A key public health problem during an outbreak is to reconstruct the disease cascade from a partial set of confirmed infections. This has been studied extensively under the Maximum Likelihood Estimation (MLE) formulation, which reduces the problem to finding some type of Steiner subgraph on a network. Group surveillance like wastewater or aerosol monitoring is a form of mass/pooled testing where samples from multiple individuals are pooled together and tested once for all. While a single negative test clears multiple individuals, a positive test does not reveal the infected individuals in the test pool. We introduce the POOLCASCADEMLE problem in the setting of a network propagation process, where the goal is to find a MLE cascade subgraph which is consistent with the pooled test outcomes. Previous work on reconstruction assumes that the test results are of individuals, i.e., pools of size one, and requires a consistent cascade to connect the positive testing nodes. In POOLCASCADEMLE, a consistent cascade must choose at least one node in each positive pool, adding another combinatorial layer. We show that, under the Independent Cascade (IC) model, POOLCASCADEMLE is NP-hard, and present an approximation algorithm based on a reduction to the Group Steiner Tree problem. We also consider a one-hop version of this problem, in which the disease can spread for one time step after being seeded. We show that even this restricted version is NP-hard, and develop a method using linear programming relaxation and rounding. We evaluate the performance of our methods on real and synthetic contact networks, in terms of missing infection recovery and prevalence estimation. We find that our approach outperforms meaningful baselines which correspond to pools of size one and use state-of-the-art methods.

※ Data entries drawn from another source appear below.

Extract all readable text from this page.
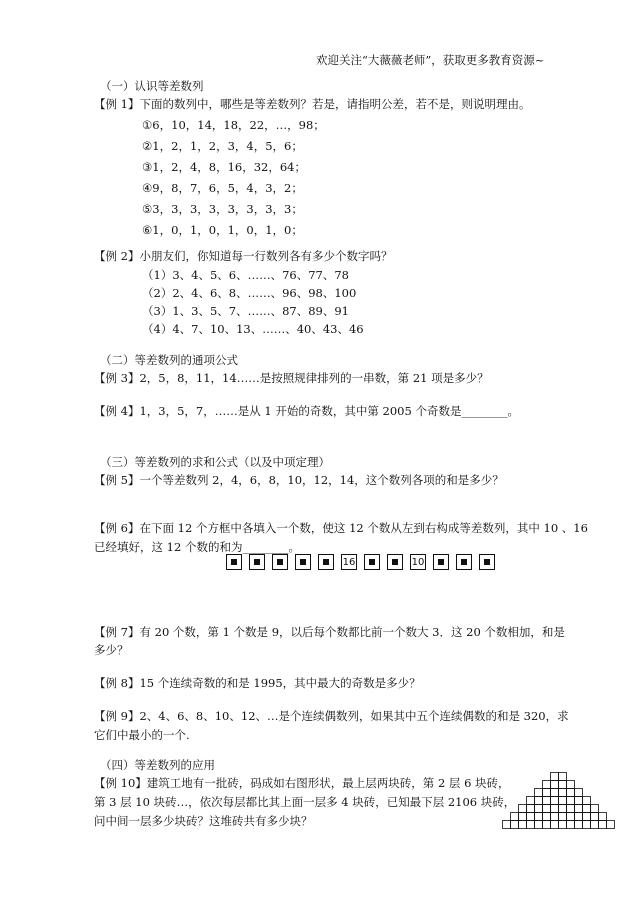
欢迎关注“大薇薇老师”，获取更多教育资源~
（一）认识等差数列
【例 1】下面的数列中，哪些是等差数列？若是，请指明公差，若不是，则说明理由。
①6，10，14，18，22，…，98；
②1，2，1，2，3，4，5，6；
③1，2，4，8，16，32，64；
④9，8，7，6，5，4，3，2；
⑤3，3，3，3，3，3，3，3；
⑥1，0，1，0，1，0，1，0；
【例 2】小朋友们，你知道每一行数列各有多少个数字吗？
（1）3、4、5、6、……、76、77、78
（2）2、4、6、8、……、96、98、100
（3）1、3、5、7、……、87、89、91
（4）4、7、10、13、……、40、43、46
（二）等差数列的通项公式
【例 3】2，5，8，11，14……是按照规律排列的一串数，第 21 项是多少？
【例 4】1，3，5，7，……是从 1 开始的奇数，其中第 2005 个奇数是________。
（三）等差数列的求和公式（以及中项定理）
【例 5】一个等差数列 2，4，6，8，10，12，14，这个数列各项的和是多少？
【例 6】在下面 12 个方框中各填入一个数，使这 12 个数从左到右构成等差数列，其中 10 、16
已经填好，这 12 个数的和为________。
16	10
【例 7】有 20 个数，第 1 个数是 9，以后每个数都比前一个数大 3．这 20 个数相加，和是
多少？
【例 8】15 个连续奇数的和是 1995，其中最大的奇数是多少？
【例 9】2、4、6、8、10、12、…是个连续偶数列，如果其中五个连续偶数的和是 320，求
它们中最小的一个.
（四）等差数列的应用
【例 10】建筑工地有一批砖，码成如右图形状，最上层两块砖，第 2 层 6 块砖，
第 3 层 10 块砖…，依次每层都比其上面一层多 4 块砖，已知最下层 2106 块砖，
问中间一层多少块砖？这堆砖共有多少块？
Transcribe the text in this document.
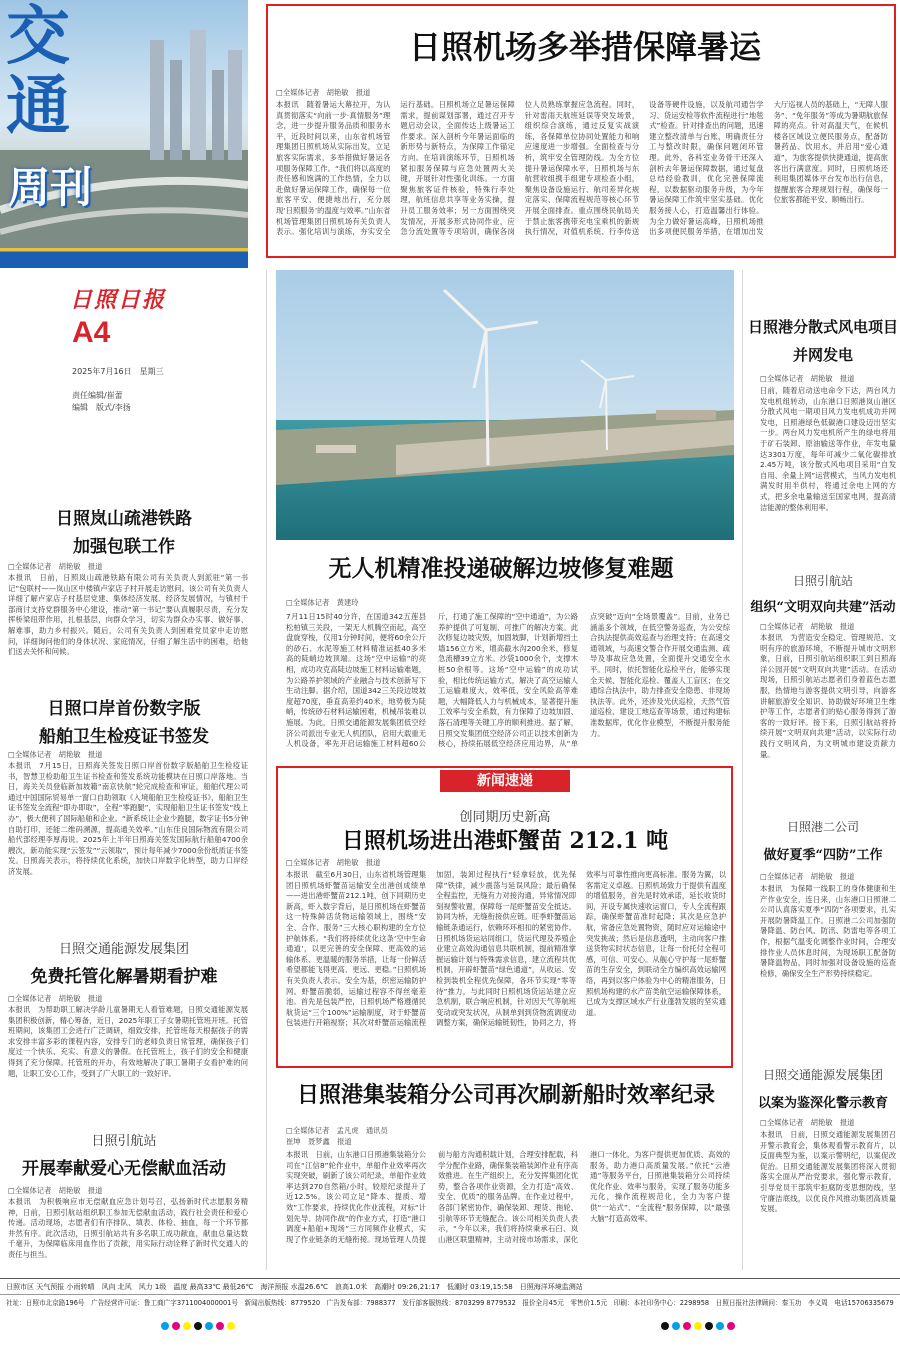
交
通
周刊
日照日报
A4
2025年7月16日　星期三
责任编辑/崔蕾
编辑　版式/李扬
日照机场多举措保障暑运
□全媒体记者　胡艳敏　报道
本报讯　随着暑运大幕拉开，为认真贯彻落实“向前一步·真情服务”理念，进一步提升服务品质和服务水平，近段时间以来，山东省机场管理集团日照机场从实际出发，立足旅客实际需求，多举措做好暑运各项服务保障工作。“我们将以高度的责任感和饱满的工作热情，全力以赴做好暑运保障工作，确保每一位旅客平安、便捷地出行，充分展现‘日照服务’的温度与效率。”山东省机场管理集团日照机场有关负责人表示。强化培训与演练，夯实安全运行基础。日照机场立足暑运保障需求，提前谋划部署，通过召开专题启动会议，全面传达上级暑运工作要求。深入剖析今年暑运面临的新形势与新特点，为保障工作锚定方向。在培训演练环节，日照机场紧扣服务保障与应急处置两大关键，开展针对性强化训练。一方面聚焦旅客证件核验，特殊行李处理，航班信息共享等业务实操，提升员工服务效率；另一方面围绕突发情况，开展多形式协同作业，应急分流处置等专项培训，确保各岗位人员熟练掌握应急流程。同时，针对雷雨天航班延误等突发场景，组织综合演练，通过反复实战演练，各保障单位协同处置能力和响应速度进一步增强。全面检查与分析，筑牢安全管理防线。为全方位提升暑运保障水平，日照机场与东航营收组携手组建专项检查小组，聚焦设备设施运行、航司差异化规定落实、保障流程规范等核心环节开展全面排查。重点围绕民航局关于禁止旅客携带充电宝乘机的新规执行情况，对值机系统、行李传送设备等硬件设施，以及航司通告学习、货运安检等软件流程进行“地毯式”检查。针对排查出的问题，迅速建立整改清单与台账，明确责任分工与整改时限，确保问题闭环管理。此外，各科室业务骨干还深入剖析去年暑运保障数据，通过复盘总结经验教训，优化完善保障流程，以数据驱动服务升级，为今年暑运保障工作筑牢坚实基础。优化服务接人心，打造温馨出行体验。为全力做好暑运高峰，日照机场推出多项便民服务举措，在增加出发大厅巡视人员的基础上，“无障人服务”、“免年服务”等成为暑期航旅保障的亮点。针对高温天气，在候机楼各区域设立便民服务点，配备防暑药品、饮用水，并启用“爱心通道”，为旅客提供快捷通道，提高旅客出行满意度。同时，日照机场还利用集团媒体平台发布出行信息，提醒旅客合理规划行程，确保每一位旅客都能平安、顺畅出行。
无人机精准投递破解边坡修复难题
□全媒体记者　黄建玲
7月11日15时40分许，在国道342五莲县松柏镇三关段，一架无人机腾空而起，高空盘旋穿梭，仅用1分钟时间，便将60余公斤的砂石、水泥等施工材料精准运抵40多米高的陡峭边坡顶端。这场“空中运输”的亮相，成功攻克高陡边坡施工材料运输难题，为公路养护领域的产业融合与技术创新写下生动注脚。据介绍，国道342三关段边坡坡度超70度，垂直高差约40米，地势极为陡峭，传统砂石材料运输困难，机械吊装难以施展。为此，日照交通能源发展集团低空经济公司派出专业无人机团队，启用大载重无人机设备，率先开启运输施工材料超60公斤，打通了施工保障的“空中通道”，为公路养护提供了可复制、可推广的解决方案。此次修复边坡灾毁，加固坡脚，计划新增挡土墙156立方米，增高截水沟200余米，修复急流槽39立方米。沙袋1000余个，支撑木桩50余根等。这场“空中运输”的成功试验，相比传统运输方式，解决了高空运输人工运输难度大，效率低，安全风险高等难题，大幅降低人力与机械成本，显著提升施工效率与安全系数，有力保障了边坡加固、落石清理等关键工序的顺利推进。据了解，日照交发集团低空经济公司正以技术创新为核心，持续拓展低空经济应用边界，从“单点突破”迈向“全场景覆盖”。目前，业务已涵盖多个领域，在低空警务巡查，为公安综合执法提供高效巡查与治理支持；在高速交通领域，与高速交警合作开展交通监测、疏导及事故应急处置，全面提升交通安全水平。同时，依托智能化巡检平台，能够实现全天候、智能化巡检、覆盖人工盲区；在交通综合执法中，助力排查安全隐患、非现场执法等。此外，还涉及光伏巡检，天然气管道巡检、建设工地巡查等场景，通过构建标准数据库，优化作业模型，不断提升服务能力。
新闻速递
创同期历史新高
日照机场进出港虾蟹苗 212.1 吨
□全媒体记者　胡艳敏　报道
本报讯　截至6月30日，山东省机场管理集团日照机场虾蟹苗运输安全出港创成绩单——进出港虾蟹苗212.1吨，创下同期历史新高，虾入数字背后，是日照机场在虾蟹苗这一特殊鲜活货物运输领域上，围绕“安全、合作、服务”三大核心职构建的全方位护航体系。“我们将持续优化这条‘空中生命通道’，以更完善的安全保障、更高效的运输体系、更温暖的服务举措，让每一份鲜活希望都能飞得更高、更远、更稳。”日照机场有关负责人表示。安全为基，织密运输防护网。虾蟹苗脆弱，运输过程容不得丝毫差池。首先是包装严控，日照机场严格遵循民航货运“三个100%”运输制度，对于虾蟹苗包装进行开箱视察；其次对虾蟹苗运输流程加固，装卸过程执行“轻拿轻放，优先保障”铁律，减少震荡与延误风险；最后确保全程监控，无缝有力对接沟通，异常情况即刻视警收置，保障每一尾虾蟹苗安全抵达。协同为桥，无缝衔接供应链。旺季虾蟹苗运输链条通运行，依赖环环相扣的紧密协作。日照机场货运站同组口，货运代理及养殖企业建立高效沟通信息共联机制，提前精准掌握运输计划与特殊需求信息，建立流程共优机制，开辟虾蟹苗“绿色通道”，从收运、安检到装机全程优先保障，各环节实现“零等待”推力，与此同时日照机场货运站建立应急机制，联合响应机制，针对因天气等航班变动或突发状况，从制单到到货物流调度动调整方案，确保运输链韧性，协同之力，将效率与可靠性推向更高标准。服务为翼，以客需定义卓越。日照机场致力于提供有温度的增值服务，首先是时效承诺，延长收货时间，开设专属快速收运窗口，专人全流程跟踪，确保虾蟹苗准时起降；其次是应急护航，常备应急处置物资，随时应对运输途中突发挑战；然后是信息透明，主动向客户推送货物实时状态信息，让每一份托付全程可感，可信、可安心。从舰心守护每一尾虾蟹苗的生存安全，到联动全方编织高效运输网络，再到以客户体验为中心的精准服务，日照机场构建的水产苗类航空运输保障体系，已成为支撑区域水产行业蓬勃发展的坚实通道。
日照港集装箱分公司再次刷新船时效率纪录
□全媒体记者　孟凡虎　通讯员
崔坤　聂梦鑫　报道
本报讯　日前，山东港口日照港集装箱分公司在“江信8”轮作业中，单船作业效率再次实现突破，刷新了该公司纪录，单船作业效率达到270自然箱/小时，较原纪录提升了近12.5%。该公司立足“降本、提质、增效”工作要求，持续优化作业流程，对标“计划先导、协同作战”的作业方式，打造“港口调度+船舶+现场”三方同频作业模式，实现了作业链条的无缝衔接。现场管理人员提前与船方沟通积载计划，合理安排配载，科学分配作业路，确保集装箱装卸作业有序高效推进。在生产组织上，充分发挥集团化优势，整合各项作业资源，全力打造“高效、安全、优质”的服务品牌。在作业过程中，各部门紧密协作，确保装卸、理货、拖轮、引航等环节无缝配合。该公司相关负责人表示，“今年以来，我们将持续秉承石臼、岚山港区联盟精神，主动对接市场需求，深化港口一体化，为客户提供更加优质、高效的服务，助力港口高质量发展。”依托“云港通”等服务平台，日照港集装箱分公司持续优化作业、效率与服务，实现了服务功能多元化，操作流程规范化，全力为客户提供“一站式”、“全流程”服务保障，以“最强大脑”打造高效率。
日照港分散式风电项目
并网发电
□全媒体记者　胡艳敏　报道
日前，随着启动送电命令下达，两台风力发电机组转动，山东港口日照港岚山港区分散式风电一期项目风力发电机成功并网发电，日照港绿色低碳港口建设迈出坚实一步。两台风力发电机所产生的绿电将用于矿石装卸、原油输送等作业，年发电量达3301万度，每年可减少二氧化碳排放2.45万吨，该分散式风电项目采用“自发自用、余量上网”运营模式，当风力发电机满发时用半供村，将通过余电上网的方式，把多余电量输送至国家电网，提高清洁能源的整体利用率。
日照引航站
组织“文明双向共建”活动
□全媒体记者　胡艳敏　报道
本报讯　为营造安全稳定、管理规范、文明有序的旅游环境，不断提升城市文明形象，日前，日照引航站组织职工到日照海洋公园开展“文明双向共建”活动。在活动现场，日照引航站志愿者们身着蓝色志愿服，热情地与游客提供文明引导，向游客讲解旅游安全知识、协助做好环境卫生维护等工作，志愿者们的贴心服务得到了游客的一致好评。接下来，日照引航站将持续开展“文明双向共建”活动，以实际行动践行文明风尚，为文明城市建设贡献力量。
日照港二公司
做好夏季“四防”工作
□全媒体记者　胡艳敏　报道
本报讯　为保障一线职工的身体健康和生产作业安全，连日来，山东港口日照港二公司认真落实夏季“四防”各项要求，扎实开展防暑降温工作。日照港二公司加强防暑降温、防台风、防汛、防雷电等各项工作，根据气温变化调整作业时间，合理安排作业人员休息时间，为现场职工配备防暑降温物品，同时加强对设备设施的巡查检修，确保安全生产形势持续稳定。
日照交通能源发展集团
以案为鉴深化警示教育
□全媒体记者　胡艳敏　报道
本报讯　日前，日照交通能源发展集团召开警示教育会，集体观看警示教育片，以反面典型为鉴，以案示警明纪，以案促改促治。日照交通能源发展集团将深入贯彻落实全面从严治党要求，强化警示教育，引导党员干部筑牢拒腐防变思想防线，坚守廉洁底线，以优良作风推动集团高质量发展。
日照岚山疏港铁路
加强包联工作
□全媒体记者　胡艳敏　报道
本报讯　日前，日照岚山疏港铁路有限公司有关负责人到派驻“第一书记”包联村——岚山区中楼镇卢家店子村开展走访慰问。该公司有关负责人详细了解卢家店子村基层党建、集体经济发展、经济发展情况，与镇村干部商讨支持党群服务中心建设，推动“第一书记”要认真履职尽责，充分发挥桥梁纽带作用，扎根基层，向群众学习，切实为群众办实事、做好事、解难事，助力乡村振兴。随后，公司有关负责人到困难党员家中走访慰问，详细询问他们的身体状况、家庭情况，仔细了解生活中的困难，给他们送去关怀和问候。
日照口岸首份数字版
船舶卫生检疫证书签发
□全媒体记者　胡艳敏　报道
本报讯　7月15日，日照海关签发日照口岸首份数字版船舶卫生检疫证书，智慧卫检助船卫生证书检查和签发系统功能模块在日照口岸落地。当日，海关关员登临新加坡籍“南京快航”轮完成检查和审证，船舶代理公司通过中国国际贸易单一窗口自助领取《入境船舶卫生检疫证书》，船舶卫生证书签发全流程“即办即取”，全程“零跑腿”，实现船舶卫生证书签发“线上办”，极大便利了国际船舶和企业。“新系统让企业少跑腿，数字证书5分钟自助打印，还能二维码溯源，提高通关效率。”山东佳良国际物流有限公司船代部经理李厚海说。2025年上半年日照海关签发国际航行船舶4700余艘次，新功能实现“云签发”“云领取”，预计每年减少7000余份纸质证书签发。日照海关表示，将持续优化系统，加快口岸数字化转型，助力口岸经济发展。
日照交通能源发展集团
免费托管化解暑期看护难
□全媒体记者　胡艳敏　报道
本报讯　为帮助职工解决学龄儿童暑期无人看管难题，日照交通能源发展集团积极创新，精心筹备，近日，2025年职工子女暑期托管班开班。托管班期间，该集团工会进行广泛调研，细致安排，托管班每天根据孩子的需求安排丰富多彩的课程内容，安排专门的老师负责日常管理，确保孩子们度过一个快乐、充实、有意义的暑假。在托管班上，孩子们的安全和健康得到了充分保障。托管班的开办，有效地解决了职工暑期子女看护难的问题，让职工安心工作，受到了广大职工的一致好评。
日照引航站
开展奉献爱心无偿献血活动
□全媒体记者　胡艳敏　报道
本报讯　为积极响应市无偿献血应急计划号召，弘扬新时代志愿服务精神，日前，日照引航站组织职工参加无偿献血活动，践行社会责任和爱心传递。活动现场，志愿者们有序排队、填表、体检、抽血，每一个环节都井然有序。此次活动，日照引航站共有多名职工成功献血，献血总量达数千毫升，为保障临床用血作出了贡献，用实际行动诠释了新时代交通人的责任与担当。
日照市区 天气预报 小雨转晴　风向 北风　风力 1级　温度 最高33℃ 最低26℃　海洋预报 水温26.6℃　浪高1.0米　高潮时 09:26,21:17　低潮时 03:19,15:58　日照海洋环境监测站
社址：日照市北京路196号　广告经营许可证：鲁工商广字3711004000001号　新闻出版热线：8779520　广告发布部：7988377　发行部客服热线：8703299 8779532　报价全月45元　零售价1.5元　印刷：本社印务中心：2298958　日照日报社法律顾问：秦玉功　李义周　电话15706335679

翻译：疫情暴发期间，一个关键的公共卫生问题是如何从部分已确认感染病例中重构疾病传播链。该问题已在最大似然估计（MLE）框架下得到广泛研究，其将问题归结为在网络中寻找某种斯坦纳子图。诸如废水或气溶胶监测等群体监测是一种大规模/混合检测形式，即汇集多个个体的样本进行一次整体检测。虽然单次阴性检测可排除多个个体，但阳性检测结果无法揭示检测池中具体哪些个体被感染。我们在网络传播过程的背景下提出了POOLCASCADEMLE问题，其目标是寻找与混合检测结果一致的最大似然估计级联子图。现有重构研究通常假设检测结果针对个体（即规模为1的检测池），并要求一致性级联必须连接所有阳性检测节点。而在POOLCASCADEMLE问题中，一致性级联必须在每个阳性检测池中至少选择一个节点，这增加了额外的组合复杂性。我们证明，在独立级联（IC）模型下，POOLCASCADEMLE属于NP难问题，并提出了一种基于群组斯坦纳树问题归约的近似算法。我们还考虑了该问题的单跳传播版本，即疾病在初始感染后仅能传播一个时间步。我们证明即使这个受限版本也是NP难的，并开发了一种基于线性规划松弛与取整的求解方法。我们在真实与合成的接触网络上评估了所提方法在缺失感染恢复和流行率估计方面的性能。结果表明，相较于对应单个体检测池且采用前沿方法的基准方案，我们的方法具有更优的表现。